Path A: On-Premise Sovereignty. Build or lease dedicated AI infrastructure for cost control, data sovereignty, and regulatory compliance. NemoClaw and similar enterprise distributions make this increasingly viable. Best suited for organizations with high inference volumes, sensitive data, or operations in regulated industries. The tradeoff is capital intensity and operational complexity.

Path B: Neo-Cloud Specialization. A new category of cloud providers is emerging, focused specifically on AI compute rather than general-purpose cloud services. These providers (CoreWeave, Lambda, Together AI, and others) offer GPU-optimized infrastructure with pricing models designed for inference-heavy workloads. They represent a middle path: cloud flexibility without full dependence on the hyperscaler pricing model.

Path C: Hyperscaler Dependency. Continue building on the major cloud providers’ AI services, accepting their pricing evolution in exchange for integration depth, ecosystem breadth, and operational simplicity. This path is the easiest to start, but carries the most exposure to pricing changes as subsidies unwind.

In practice, most large organizations will pursue a hybrid approach, mixing elements of all three based on workload sensitivity, regulatory requirements, and cost profiles. The critical point is that this is becoming a deliberate strategic decision rather than a default one. With rising geopolitical tensions, data localization requirements, and regulatory frameworks like the EU AI Act all pulling in the same direction, the question of where your AI inference runs is no longer purely a technology decision. It is a governance decision.

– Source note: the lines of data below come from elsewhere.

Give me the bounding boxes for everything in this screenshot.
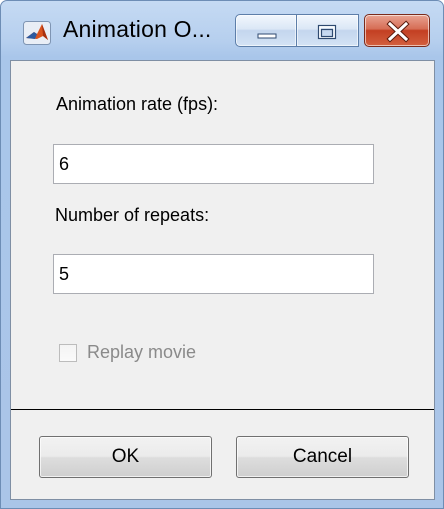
maximize-icon	[317, 24, 337, 40]
close-icon	[386, 20, 410, 43]
animation-rate-label: Animation rate (fps):	[56, 94, 219, 114]
dialog-content: Animation rate (fps): Number of repeats:…	[10, 60, 435, 500]
window-title: Animation O...	[63, 16, 212, 42]
dialog-window: Animation O... Animation rate (fps): Num…	[0, 0, 444, 509]
animation-rate-input[interactable]	[53, 144, 374, 184]
button-panel: OK Cancel	[11, 410, 434, 499]
options-panel: Animation rate (fps): Number of repeats:…	[11, 61, 434, 410]
maximize-button[interactable]	[297, 14, 359, 47]
minimize-icon	[257, 33, 277, 39]
repeats-input[interactable]	[53, 254, 374, 294]
repeats-label: Number of repeats:	[55, 205, 210, 225]
title-bar[interactable]: Animation O...	[1, 1, 443, 61]
replay-movie-label: Replay movie	[87, 342, 197, 362]
cancel-button[interactable]: Cancel	[236, 436, 409, 478]
close-button[interactable]	[364, 14, 430, 47]
replay-movie-checkbox	[59, 344, 77, 362]
ok-button[interactable]: OK	[39, 436, 212, 478]
matlab-icon	[23, 21, 51, 45]
minimize-button[interactable]	[235, 14, 297, 47]
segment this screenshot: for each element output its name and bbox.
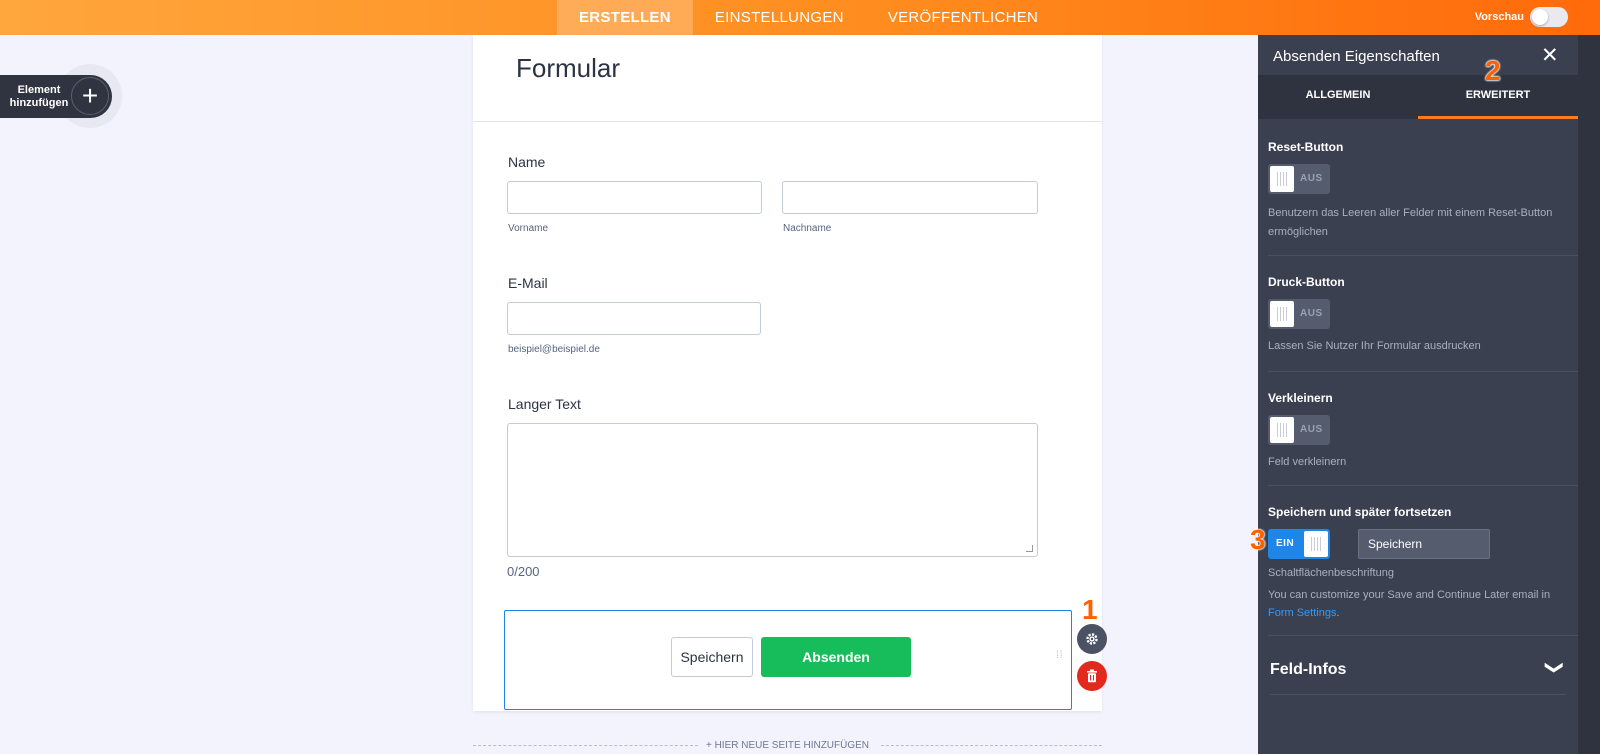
- annotation-badge-3: 3: [1250, 524, 1266, 555]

Managing AI economics responsibly

We are approaching a pivot point in the AI cost conversation. For the past two years, the dominant narrative has been one of relentless deflation: models getting cheaper, inference getting faster, barriers getting lower. That narrative is not wrong, but it is incomplete. It describes the price of a single token without accounting for how many tokens an organization actually consumes, or how quickly that number is growing.

The emerging discipline might be called token governance: the organizational capability to monitor, forecast, and manage AI inference costs with the same rigor that enterprises apply to cloud spend, headcount, or capital allocation. This includes cost observability (knowing in real time what each workflow, agent, and team is consuming), consumption policies (setting boundaries on agentic workflows to prevent runaway token burn), and infrastructure strategy (making deliberate choices about where inference runs and at what cost).

The organizations that manage this transition well will not necessarily be the ones spending the least on AI. They will be the ones who understand, with precision, what they are spending and why. In a world where intelligence is becoming a utility, managing its economics thoughtfully may prove to be as important as harnessing its capabilities.